Shortly after my show in 2015, the emerging art bubble burst. Dozens of galleries in New York closed for good. In hindsight, this was an anomalous growth period in an industry whose lower end had already been in decline for years. In 2018, there was a survey conducted by Art Basel which showed that the moving average for new galleries was 0.9 (fig 2.21 p84). For every 10 galleries that closed, 9 new ones would open that year. But in 2007, the moving average was 5, meaning that for every 1 gallery that closed, 6 new ones would open up. Art is experiencing a staggering collapse of the middle. While small project spaces still exist, the overwhelming majority of the industry has consolidated at the top. Similar trends can be observed in all sectors of advanced western economies. As a result, the infrastructure to produce and cultivate young artists has proportionately declined. The context in which we presuppose to show our work is becoming much more scarce.
Most of these changes are coming from outside the artworld. Some of them are a result of new technologies that have transformed media distribution. But both spheres seem to have a limited runway. Our 20th century bohemian fantasies have given way to a professionalized industry and a deregulated economy.
Today, we can’t assume that our work will be entered into a certain canon. Or even that the institutions in which we show and discuss art will exist forever. Mainstream media pundits fearmonger about the United States being on the brink of civil war. If the very existence of the state (the meta-institution which upholds all others) cannot be guaranteed, then there is little reason to think our magazines or museums are any more durable. All institutions are historically contingent and you’re living in the space between two different worlds.
What to do about it
Folding these two points together, having a preconceived endpoint for your completed project can often prevent you from fully investing in the things you're making in the present. It can prevent you from responding to the unique time in which you exist. You may look back, say 10 years from now, and realize that your weird side project was the best thing you ever made.
It wasn’t the big solo show, it was that day in the studio with my friends where we put together improvised sculptures and had a lot of fun. That was the great idea. Its still important to do big shows, but you may find that the exhibitions are just a way of formalizing the “unofficial work” that you’ve already been doing on the outside.

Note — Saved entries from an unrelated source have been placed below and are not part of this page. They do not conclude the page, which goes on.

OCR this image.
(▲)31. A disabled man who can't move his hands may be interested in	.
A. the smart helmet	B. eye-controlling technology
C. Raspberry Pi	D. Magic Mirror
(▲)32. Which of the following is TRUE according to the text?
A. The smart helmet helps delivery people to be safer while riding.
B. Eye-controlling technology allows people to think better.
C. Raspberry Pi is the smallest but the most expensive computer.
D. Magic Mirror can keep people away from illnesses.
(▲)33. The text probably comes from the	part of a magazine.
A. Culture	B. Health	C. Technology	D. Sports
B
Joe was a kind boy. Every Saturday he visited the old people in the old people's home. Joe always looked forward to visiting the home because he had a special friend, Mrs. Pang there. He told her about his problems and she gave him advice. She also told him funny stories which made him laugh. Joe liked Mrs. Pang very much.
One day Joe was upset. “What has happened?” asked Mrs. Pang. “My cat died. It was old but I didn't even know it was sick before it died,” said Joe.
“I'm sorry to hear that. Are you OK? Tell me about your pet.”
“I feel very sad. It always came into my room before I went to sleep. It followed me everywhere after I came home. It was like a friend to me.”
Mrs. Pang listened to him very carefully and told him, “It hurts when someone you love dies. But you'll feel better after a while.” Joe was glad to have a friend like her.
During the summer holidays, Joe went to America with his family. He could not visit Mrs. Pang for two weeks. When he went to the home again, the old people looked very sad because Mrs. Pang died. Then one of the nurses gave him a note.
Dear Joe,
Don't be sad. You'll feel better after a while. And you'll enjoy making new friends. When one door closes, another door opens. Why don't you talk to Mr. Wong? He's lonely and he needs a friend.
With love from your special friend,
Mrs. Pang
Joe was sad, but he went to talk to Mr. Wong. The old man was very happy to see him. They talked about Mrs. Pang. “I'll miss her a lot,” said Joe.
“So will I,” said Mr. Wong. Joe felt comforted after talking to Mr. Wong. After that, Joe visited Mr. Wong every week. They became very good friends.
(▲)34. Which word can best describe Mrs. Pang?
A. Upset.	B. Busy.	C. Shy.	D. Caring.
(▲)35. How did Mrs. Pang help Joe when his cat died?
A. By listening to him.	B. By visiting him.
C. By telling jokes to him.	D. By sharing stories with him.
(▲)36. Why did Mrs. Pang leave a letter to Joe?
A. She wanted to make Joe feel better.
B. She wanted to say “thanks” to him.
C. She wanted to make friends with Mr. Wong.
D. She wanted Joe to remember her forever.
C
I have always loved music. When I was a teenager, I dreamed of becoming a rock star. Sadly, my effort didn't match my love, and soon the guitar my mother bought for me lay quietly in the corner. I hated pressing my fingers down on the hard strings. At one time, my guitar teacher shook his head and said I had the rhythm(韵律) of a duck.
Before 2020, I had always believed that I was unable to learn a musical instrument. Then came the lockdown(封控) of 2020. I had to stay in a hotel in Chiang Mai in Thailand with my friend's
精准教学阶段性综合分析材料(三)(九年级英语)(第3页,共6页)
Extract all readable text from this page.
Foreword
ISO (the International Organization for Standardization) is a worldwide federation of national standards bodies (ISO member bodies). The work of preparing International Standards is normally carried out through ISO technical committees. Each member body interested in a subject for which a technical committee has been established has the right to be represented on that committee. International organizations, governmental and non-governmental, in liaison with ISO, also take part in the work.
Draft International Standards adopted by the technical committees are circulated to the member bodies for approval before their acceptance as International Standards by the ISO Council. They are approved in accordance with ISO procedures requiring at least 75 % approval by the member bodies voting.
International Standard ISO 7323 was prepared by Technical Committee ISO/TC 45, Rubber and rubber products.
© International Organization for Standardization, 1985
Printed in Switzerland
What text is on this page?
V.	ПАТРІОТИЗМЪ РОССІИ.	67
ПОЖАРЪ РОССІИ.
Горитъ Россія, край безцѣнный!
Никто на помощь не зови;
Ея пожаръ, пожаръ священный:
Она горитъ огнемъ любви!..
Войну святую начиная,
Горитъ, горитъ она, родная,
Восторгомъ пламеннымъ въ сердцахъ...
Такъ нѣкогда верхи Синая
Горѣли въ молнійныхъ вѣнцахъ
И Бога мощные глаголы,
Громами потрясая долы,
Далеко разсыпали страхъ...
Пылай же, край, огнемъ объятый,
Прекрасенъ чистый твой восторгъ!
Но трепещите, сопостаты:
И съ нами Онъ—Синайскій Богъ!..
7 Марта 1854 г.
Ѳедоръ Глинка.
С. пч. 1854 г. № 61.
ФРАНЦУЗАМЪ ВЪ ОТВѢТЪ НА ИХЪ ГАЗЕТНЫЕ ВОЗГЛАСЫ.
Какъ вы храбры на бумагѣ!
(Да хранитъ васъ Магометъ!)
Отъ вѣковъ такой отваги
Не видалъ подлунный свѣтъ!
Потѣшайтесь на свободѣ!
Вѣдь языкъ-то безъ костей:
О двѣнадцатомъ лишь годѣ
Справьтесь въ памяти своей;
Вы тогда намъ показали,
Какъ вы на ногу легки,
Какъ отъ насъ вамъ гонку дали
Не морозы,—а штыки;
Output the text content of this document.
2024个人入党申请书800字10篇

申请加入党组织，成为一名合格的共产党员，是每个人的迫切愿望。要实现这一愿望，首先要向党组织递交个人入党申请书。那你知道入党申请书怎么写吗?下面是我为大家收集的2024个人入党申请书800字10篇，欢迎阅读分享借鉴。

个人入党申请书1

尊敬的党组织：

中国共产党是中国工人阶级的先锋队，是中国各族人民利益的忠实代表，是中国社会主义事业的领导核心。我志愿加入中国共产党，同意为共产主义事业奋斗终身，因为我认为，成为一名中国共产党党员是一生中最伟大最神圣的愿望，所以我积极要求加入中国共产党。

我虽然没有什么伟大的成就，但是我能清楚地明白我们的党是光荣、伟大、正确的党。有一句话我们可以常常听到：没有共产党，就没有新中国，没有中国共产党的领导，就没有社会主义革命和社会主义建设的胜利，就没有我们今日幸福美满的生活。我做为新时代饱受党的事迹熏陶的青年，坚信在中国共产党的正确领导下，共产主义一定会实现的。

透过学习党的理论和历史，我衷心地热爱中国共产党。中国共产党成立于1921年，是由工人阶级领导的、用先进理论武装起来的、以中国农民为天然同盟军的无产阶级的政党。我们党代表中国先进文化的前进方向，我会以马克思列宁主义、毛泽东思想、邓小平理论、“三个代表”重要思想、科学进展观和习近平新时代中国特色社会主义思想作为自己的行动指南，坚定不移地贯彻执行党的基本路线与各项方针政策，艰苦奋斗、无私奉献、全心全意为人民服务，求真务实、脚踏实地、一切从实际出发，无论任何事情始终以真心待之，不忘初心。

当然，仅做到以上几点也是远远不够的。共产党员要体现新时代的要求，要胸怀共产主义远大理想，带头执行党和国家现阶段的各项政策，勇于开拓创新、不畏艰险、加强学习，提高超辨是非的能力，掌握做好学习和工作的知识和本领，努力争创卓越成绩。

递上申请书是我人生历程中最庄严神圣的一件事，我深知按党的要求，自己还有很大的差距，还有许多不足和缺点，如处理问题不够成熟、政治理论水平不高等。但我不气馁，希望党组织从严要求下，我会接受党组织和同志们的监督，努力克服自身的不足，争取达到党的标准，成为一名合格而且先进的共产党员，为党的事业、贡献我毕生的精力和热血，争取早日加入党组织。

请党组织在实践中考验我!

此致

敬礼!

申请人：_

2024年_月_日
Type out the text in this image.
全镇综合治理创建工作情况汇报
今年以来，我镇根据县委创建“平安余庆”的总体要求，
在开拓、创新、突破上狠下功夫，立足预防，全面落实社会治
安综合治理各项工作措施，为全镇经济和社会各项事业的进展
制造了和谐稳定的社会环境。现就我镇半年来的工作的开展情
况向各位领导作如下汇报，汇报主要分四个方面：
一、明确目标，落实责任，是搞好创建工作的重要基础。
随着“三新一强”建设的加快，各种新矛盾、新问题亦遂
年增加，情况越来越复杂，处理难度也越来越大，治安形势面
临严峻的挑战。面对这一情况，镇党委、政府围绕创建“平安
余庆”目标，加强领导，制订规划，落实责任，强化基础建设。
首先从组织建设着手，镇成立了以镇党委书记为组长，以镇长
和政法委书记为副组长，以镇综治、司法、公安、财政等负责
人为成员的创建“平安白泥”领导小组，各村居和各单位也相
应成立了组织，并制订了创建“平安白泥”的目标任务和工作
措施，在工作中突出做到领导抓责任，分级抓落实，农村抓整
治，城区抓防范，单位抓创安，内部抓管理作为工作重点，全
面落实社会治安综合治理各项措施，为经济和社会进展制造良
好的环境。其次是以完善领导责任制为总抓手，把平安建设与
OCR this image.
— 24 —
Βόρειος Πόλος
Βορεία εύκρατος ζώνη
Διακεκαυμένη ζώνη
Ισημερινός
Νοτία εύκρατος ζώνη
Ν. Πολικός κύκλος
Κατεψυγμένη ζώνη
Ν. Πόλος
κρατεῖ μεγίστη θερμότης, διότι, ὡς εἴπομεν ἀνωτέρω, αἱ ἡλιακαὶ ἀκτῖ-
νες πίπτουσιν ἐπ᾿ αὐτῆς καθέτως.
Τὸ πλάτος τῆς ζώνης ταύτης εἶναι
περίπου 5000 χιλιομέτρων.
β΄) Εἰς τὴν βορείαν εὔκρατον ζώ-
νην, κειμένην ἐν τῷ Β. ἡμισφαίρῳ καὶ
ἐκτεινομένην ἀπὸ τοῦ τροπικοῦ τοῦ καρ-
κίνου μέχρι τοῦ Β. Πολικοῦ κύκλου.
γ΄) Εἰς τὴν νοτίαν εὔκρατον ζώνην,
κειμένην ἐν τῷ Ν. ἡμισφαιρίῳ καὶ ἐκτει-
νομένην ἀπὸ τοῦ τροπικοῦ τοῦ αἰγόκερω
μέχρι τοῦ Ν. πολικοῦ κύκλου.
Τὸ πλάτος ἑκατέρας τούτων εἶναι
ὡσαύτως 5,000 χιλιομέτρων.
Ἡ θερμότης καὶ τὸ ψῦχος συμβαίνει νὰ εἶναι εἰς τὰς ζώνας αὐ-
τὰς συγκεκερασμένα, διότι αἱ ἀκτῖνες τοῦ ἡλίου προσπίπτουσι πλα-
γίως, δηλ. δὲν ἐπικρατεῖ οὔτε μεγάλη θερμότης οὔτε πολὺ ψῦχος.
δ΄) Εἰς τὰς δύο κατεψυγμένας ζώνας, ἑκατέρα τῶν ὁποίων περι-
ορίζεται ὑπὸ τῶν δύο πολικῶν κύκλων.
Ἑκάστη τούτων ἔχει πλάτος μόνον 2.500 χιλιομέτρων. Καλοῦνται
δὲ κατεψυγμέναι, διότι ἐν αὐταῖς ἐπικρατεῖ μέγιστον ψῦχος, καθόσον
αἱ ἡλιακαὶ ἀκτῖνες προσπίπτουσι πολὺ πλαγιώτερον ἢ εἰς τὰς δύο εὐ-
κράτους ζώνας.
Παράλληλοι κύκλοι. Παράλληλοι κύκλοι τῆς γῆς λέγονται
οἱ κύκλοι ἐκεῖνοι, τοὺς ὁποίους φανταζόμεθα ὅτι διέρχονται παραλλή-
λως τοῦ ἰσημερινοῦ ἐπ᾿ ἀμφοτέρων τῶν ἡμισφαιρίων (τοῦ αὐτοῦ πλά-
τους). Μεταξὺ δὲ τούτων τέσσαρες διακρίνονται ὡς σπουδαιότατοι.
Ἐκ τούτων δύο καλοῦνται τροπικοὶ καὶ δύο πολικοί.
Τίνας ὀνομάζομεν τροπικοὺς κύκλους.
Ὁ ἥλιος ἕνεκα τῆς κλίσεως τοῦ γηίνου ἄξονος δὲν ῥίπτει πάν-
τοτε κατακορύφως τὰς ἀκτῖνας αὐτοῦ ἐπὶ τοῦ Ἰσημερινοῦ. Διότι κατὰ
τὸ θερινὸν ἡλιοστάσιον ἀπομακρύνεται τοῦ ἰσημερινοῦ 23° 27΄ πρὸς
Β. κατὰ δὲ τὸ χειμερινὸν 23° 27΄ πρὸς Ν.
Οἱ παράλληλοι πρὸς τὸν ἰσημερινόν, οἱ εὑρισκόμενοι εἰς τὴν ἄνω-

You don’t have to produce art for any specific context because we don’t know whats going to happen next. Use the tools around you, even if its not the “right way” to do it. Lean into your squad. Write the history of each other’s work. Make the argument for why what you’re doing is important. Formalize your collaborations (don’t use handshake agreements). Most importantly, be ready to give up on old models that fail.
This is genuinely inspiring in how plain and true the insights are.
It's true as creatives we often have some mythic idea of the pinnacle of our production being to land in a museum, or institutionally validated, when those institutions are also impermanent. Sometimes they are even far more fragile than the conditions we are in and authentically responding to.